# Johnson's Beach tides?



## bwise (Apr 8, 2012)

Does anyone know where I can find out the tides for Johnson's Beach? I've been looking everywhere and can't fine any site that has it for there. The closest I find is Millview. Thanks


----------



## jim t (Sep 30, 2007)

It's going to be within minutes of Pensacola Pass:

http://tides.mobilegeographics.com/locations/4646.html

Jim


----------



## jim t (Sep 30, 2007)

A little more research shows that there's about a 45 minute to almost 2 hour difference between Alabama Point (earlier) and the Pensacola Pass Entrance (later).

Maybe because Alabama Point is a little south of Pensacola Pass (and the Pensacola Pass Entrance point is a little more inside the pass?).

So Johnson Beach should be a little closer Pensacola Pass time call it 15 minutes earlier?
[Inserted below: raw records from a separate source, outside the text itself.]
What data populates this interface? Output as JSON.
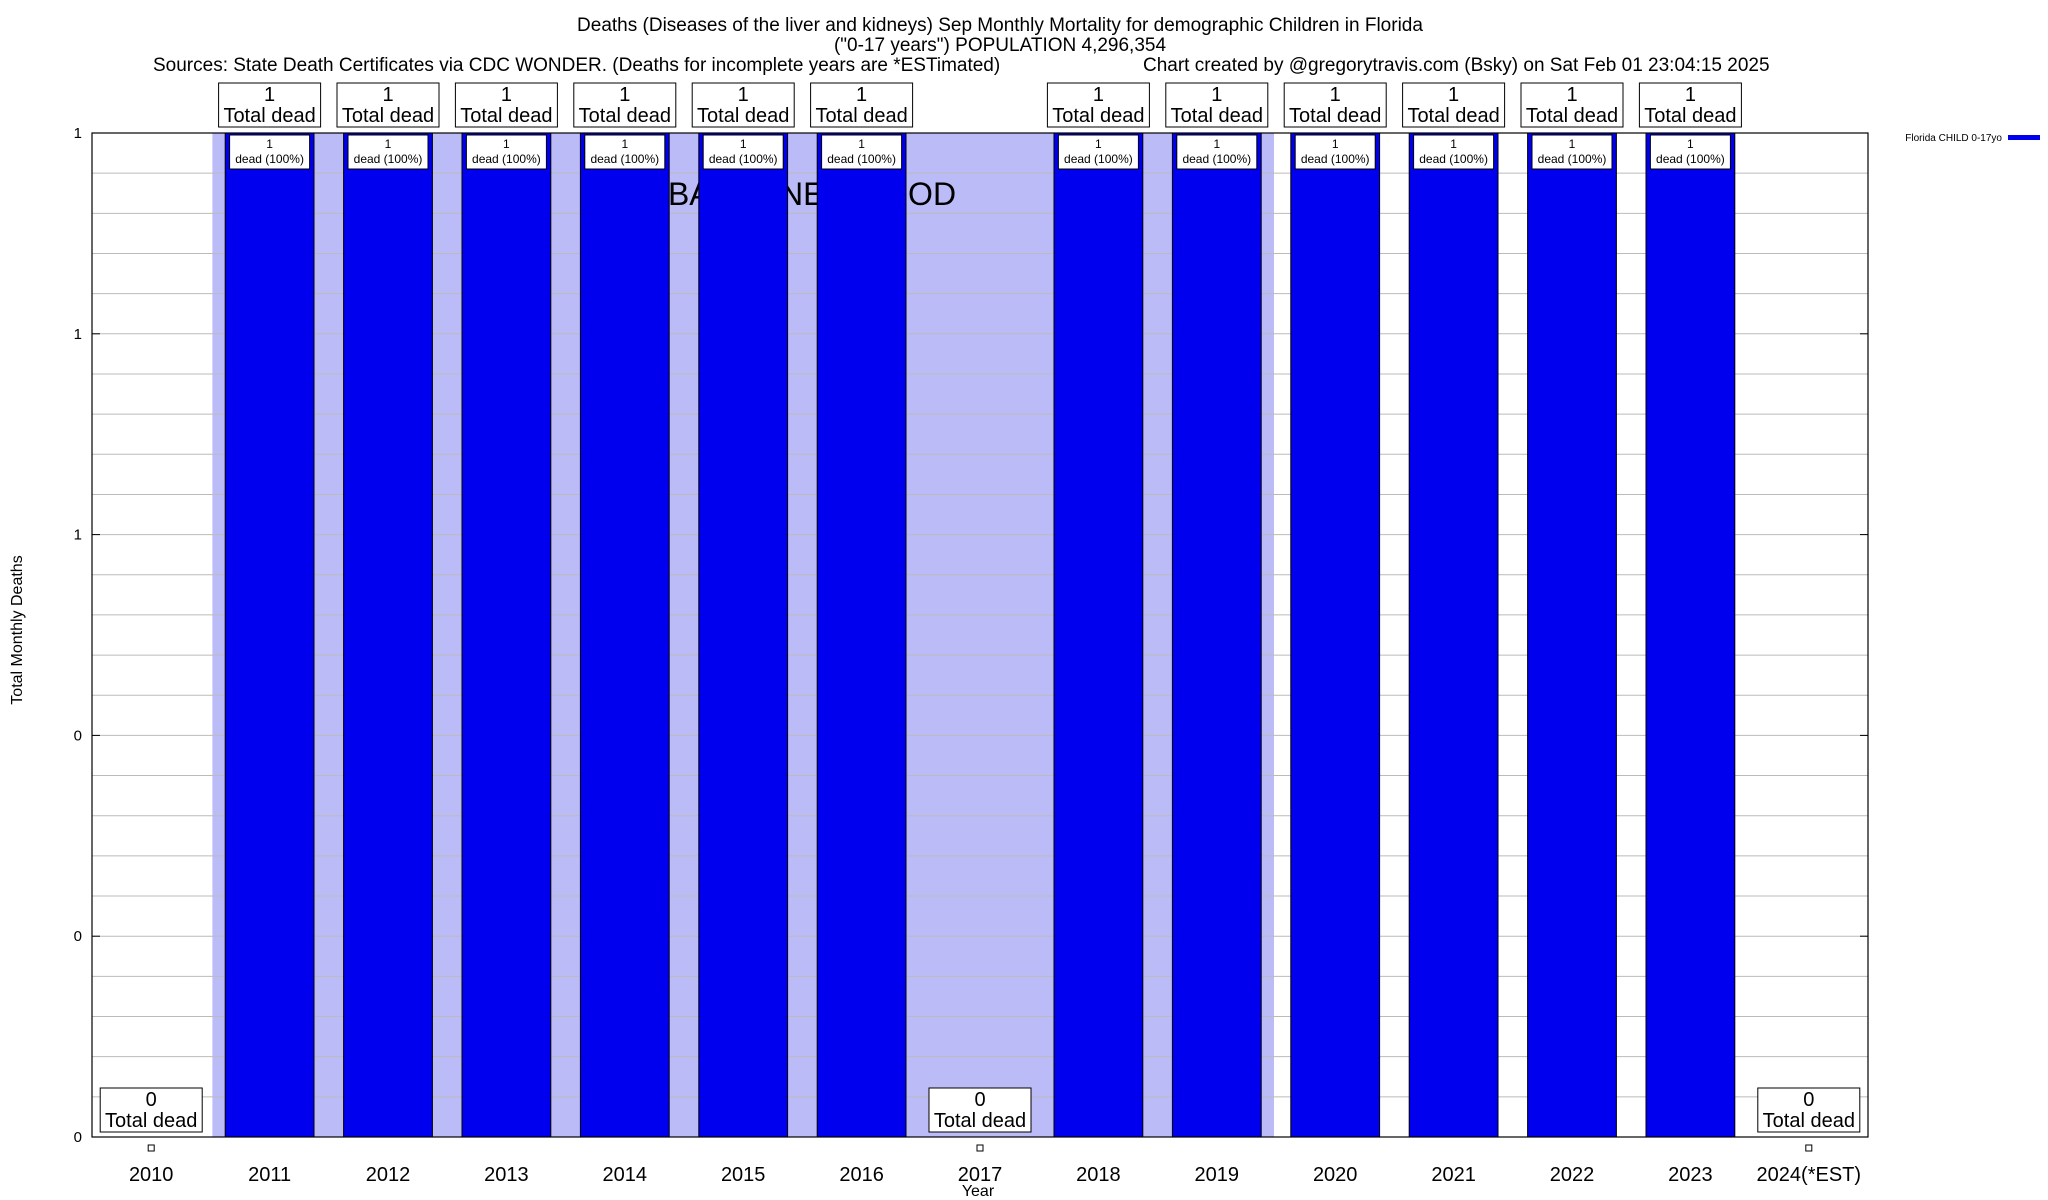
{
  "chart_data": {
    "type": "bar",
    "title_lines": [
      "Deaths (Diseases of the liver and kidneys) Sep Monthly Mortality for demographic Children in Florida",
      "(\"0-17 years\") POPULATION 4,296,354"
    ],
    "sources": "Sources: State Death Certificates via CDC WONDER. (Deaths for incomplete years are *ESTimated)",
    "credit": "Chart created by @gregorytravis.com (Bsky) on Sat Feb 01 23:04:15 2025",
    "xlabel": "Year",
    "ylabel": "Total Monthly Deaths",
    "ylim": [
      0,
      1
    ],
    "y_tick_labels": [
      "0",
      "0",
      "0",
      "1",
      "1",
      "1"
    ],
    "grid": true,
    "legend_position": "top-right",
    "baseline_label": "BASELINE PERIOD",
    "baseline_range": [
      "2011",
      "2019"
    ],
    "categories": [
      "2010",
      "2011",
      "2012",
      "2013",
      "2014",
      "2015",
      "2016",
      "2017",
      "2018",
      "2019",
      "2020",
      "2021",
      "2022",
      "2023",
      "2024(*EST)"
    ],
    "series": [
      {
        "name": "Florida CHILD 0-17yo",
        "color": "#0000ee",
        "values": [
          0,
          1,
          1,
          1,
          1,
          1,
          1,
          0,
          1,
          1,
          1,
          1,
          1,
          1,
          0
        ]
      }
    ],
    "total_labels": [
      {
        "value": "0",
        "text": "Total dead"
      },
      {
        "value": "1",
        "text": "Total dead"
      },
      {
        "value": "1",
        "text": "Total dead"
      },
      {
        "value": "1",
        "text": "Total dead"
      },
      {
        "value": "1",
        "text": "Total dead"
      },
      {
        "value": "1",
        "text": "Total dead"
      },
      {
        "value": "1",
        "text": "Total dead"
      },
      {
        "value": "0",
        "text": "Total dead"
      },
      {
        "value": "1",
        "text": "Total dead"
      },
      {
        "value": "1",
        "text": "Total dead"
      },
      {
        "value": "1",
        "text": "Total dead"
      },
      {
        "value": "1",
        "text": "Total dead"
      },
      {
        "value": "1",
        "text": "Total dead"
      },
      {
        "value": "1",
        "text": "Total dead"
      },
      {
        "value": "0",
        "text": "Total dead"
      }
    ],
    "bar_labels": [
      "",
      "1|dead (100%)",
      "1|dead (100%)",
      "1|dead (100%)",
      "1|dead (100%)",
      "1|dead (100%)",
      "1|dead (100%)",
      "",
      "1|dead (100%)",
      "1|dead (100%)",
      "1|dead (100%)",
      "1|dead (100%)",
      "1|dead (100%)",
      "1|dead (100%)",
      ""
    ],
    "colors": {
      "bar": "#0000ee",
      "baseline_shade": "#bbbbf8",
      "grid": "#bbbbbb"
    }
  }
}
http://www.tide-forecast.com/locations/Alabama-Point-Perdido-Pass-Alabama/tides/latest

http://www.tide-forecast.com/locations/Pensacola-Bay-Entrance-Pensacola-Bay-Florida/tides/latest

But somewhere between the 2 points closer to Pensacola Pass.

Jim

Jim


----------



## Bigkidneys (Jul 14, 2011)

If you have an iPhone check out the app tide graph. It has both perdido pass and Pensacola pass and is pretty much on point most of the time. It's all I ever use.


----------



## bwise (Apr 8, 2012)

Would that be the same for the gulf side and ICW side of Johnson's?


----------



## jim t (Sep 30, 2007)

No, the ICW tide will be LATER than the pass since a tide "floods" then "ebbs" Figure an hour or so

You can run your own meter for your favorite spot. Show up just at the high tide for the pass and put a stick in the water into the sand just in the water and keep an eye on it.

You can watch the tide come up then peak, then begin to recede. When it's on the ebb, (the stick shows an obvious wet line that no longer gets wet with small waves) note the time. Just use that for your correction. It'll be off a little depending on the strength of the tide.

Obviously a nice calm, no wind day would be best.

I believe your high tide will be LATER than the pass, your low tide will be BEFORE the pass.

Jim


----------



## bwise (Apr 8, 2012)

Ooo ha common sense eh , but thanks and the gulf side would be the opposite.


----------